E’ per questo che sente il peso delle responsabilità, perché non si tratta solo di Rhaenyra, ma di tutta la sua famiglia. Daemon vede la rivolta degli Hightower come un attacco diretto all’onore di suo fratello Viserys, che aveva designato Rhaenyra come sua erede. E’ per questo che non trova pace, sospetta tradimenti e organizza di sua sponte contrattacchi nocivi. E’ la sua natura che ha preso il sopravvento ancora una volta. Ma nonostante ciò, nonostante sia il mandante (involontario) di un infanticidio, non riusciamo proprio a vederci del male in lui. La verità è che Daemon Targaryen è sempre stato nel posto sbagliato al momento sbagliato. E in tutto ciò la sua impulsività, per quanto nobile, è il suo più grande limite. La rabbia gli impedisce di ragionare con lucidità, quella sensazione di essere in procinto di perdere ciò a cui ha sempre ambito gli annebbia la vista.
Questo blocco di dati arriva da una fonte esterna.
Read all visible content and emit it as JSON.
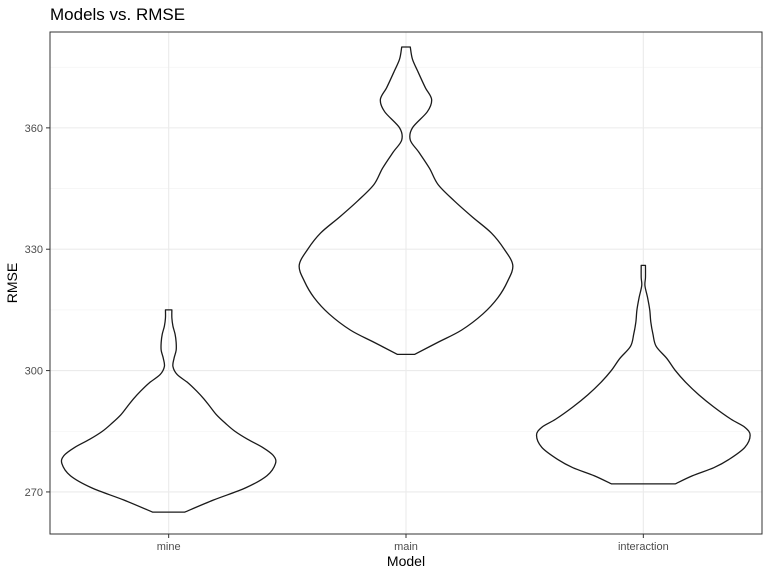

Un dettaglio fondamentale che non poteva sfuggirci: giunto a Harrenhal, Daemon si fa chiamare sua altezza
Ma non lo ha fatto perché trama contro sua moglie, contro la donna che ha giurato di difendere e appoggiare per l’eternità. Lo ha fatto perché non sa più chi sia. Ha bisogno di dimostrare, ha bisogno di essere apprezzato, di ricevere quelle considerazioni che non ha mai ricevuto prima. Alla base di una delle guerre più sanguinarie che Westeros abbia mai visto, ci sono anche delle banali mancanze affettive. Quelle che Daemon si trascina dietro dal regno di suo fratello e probabilmente anche dalla sua stessa infanzia. Prima delibera un contrattacco ai danni dei Verdi senza interpellare la regina, diretta interessata, per poi sostituirsi alla stessa in cerca di alleanze. Rhaenyra ha deciso di allontanarlo da Roccia del Drago proprio per evitare uno scontro, perché in questo momento così complesso i Neri hanno bisogno di compattezza, di solidità.
Ma quella frase pronunciata alla corte di Harrenhal non passerà inosservata. E proprio perché convinto delle sue posizioni, consapevole di agire negli interessi della regina, Daemon non è capace di comprendere quale sia il limite. Nel tentativo di ristabilire l’ordine, proprio ora, dopo anni e anni di cambiamenti e di mete temporanee, non sta facendo altro che peggiorare la sua posizione. La verità è che Daemon è sempre stato il più grande nemico di sé stesso. Inconsciamente, non è mai stato in grado di accettare i propri limiti, ma quando farà il suo ritorno a Roccia del Drago potrebbe essere troppo tardi.